Najib is obviously looking further ahead. The RM3mil is a political investment for the next general election, not just for Rasa but for every Chinese majority constituency, as his gesture went down strongly.
There is no need to tell the community to be grateful. After all, the Chinese and Indian communities helped build the nation and the bulk of income tax is said to be from the Chinese community.
A political party is just like any company. It has to sell its product by convincing its customers why it is better than its rivals. In meeting sales targets, no company picks its customers according to their race. Every customer should be treated like a king and every effort should be made to win his heart and mind. So it is incredulous that one would ask his customers to be “grateful” and to “repent” or, worse still, even ask what more the customers want.

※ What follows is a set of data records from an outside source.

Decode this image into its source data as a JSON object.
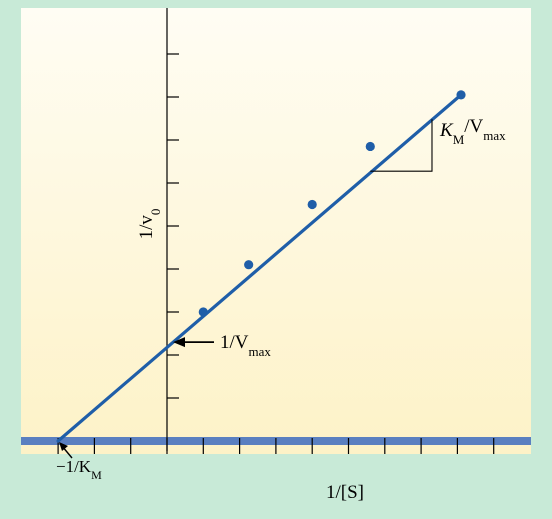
{
  "chart_data": {
    "type": "line",
    "title": "",
    "xlabel": "1/[S]",
    "ylabel": "1/v0",
    "series": [
      {
        "x": [
          1.0,
          2.25,
          4.0,
          5.6,
          8.1
        ],
        "y": [
          3.0,
          4.1,
          5.5,
          6.85,
          8.05
        ]
      }
    ],
    "fit_line": {
      "x_intercept": -3.0,
      "y_intercept": 2.3,
      "x_end": 8.1,
      "y_end": 8.05
    },
    "xlim": [
      -3.2,
      9.2
    ],
    "ylim": [
      0,
      9.4
    ],
    "x_ticks": [
      -3,
      -2,
      -1,
      0,
      1,
      2,
      3,
      4,
      5,
      6,
      7,
      8,
      9
    ],
    "y_ticks": [
      1,
      2,
      3,
      4,
      5,
      6,
      7,
      8,
      9
    ],
    "annotations": {
      "x_intercept_label": "−1/K",
      "x_intercept_label_sub": "M",
      "y_intercept_label": "1/V",
      "y_intercept_label_sub": "max",
      "slope_label_k": "K",
      "slope_label_k_sub": "M",
      "slope_label_sep": "/V",
      "slope_label_v_sub": "max"
    },
    "ylabel_parts": {
      "main": "1/v",
      "sub": "0"
    },
    "colors": {
      "line": "#1f5ea8",
      "point": "#1f5ea8",
      "axis_band": "#5a7fc0",
      "plot_top": "#fffdf4",
      "plot_bottom": "#fdf2c7",
      "page_background": "#c8ead7"
    }
  }
}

The electorate, like the customers, expect their sales persons to be nice to them if they still want to do business. If these salesmen disappear when their services are needed or act arrogantly, then we can expect the company to be out of business.
All is not lost for the Barisan because the scenario has improved. Besides, Najib’s increasing favourable ratings and the economy – a crucial key indicator for the Chinese – has seen some positive outlook starting with a stronger ringgit.
The feel good factor seems to be coming around and while the government’s expectations for the GDP growth is between 4.5% and 5.5%, others believe that 6.6% is possible.
Local companies have reported better market confidence in the first quarter results. In fact, monthly car sales reportedly recovered from a low of 33,000 in October 2008 to an average of 42,000 per month over the last six months.
The transformation plans would certainly have an impact on the country’s economy and the political scenario.
There is no need for anyone to play the racial card and Umno should distance itself from groups or individuals fanning communal sentiments. The fact that the MCA and the MIC put the word “Malaysian” first when they were formed is sufficient proof of their allegiance to this country.
Strangely, comedians like Harith are making sense while our politicians have become comics instead, often with their foot in their mouth.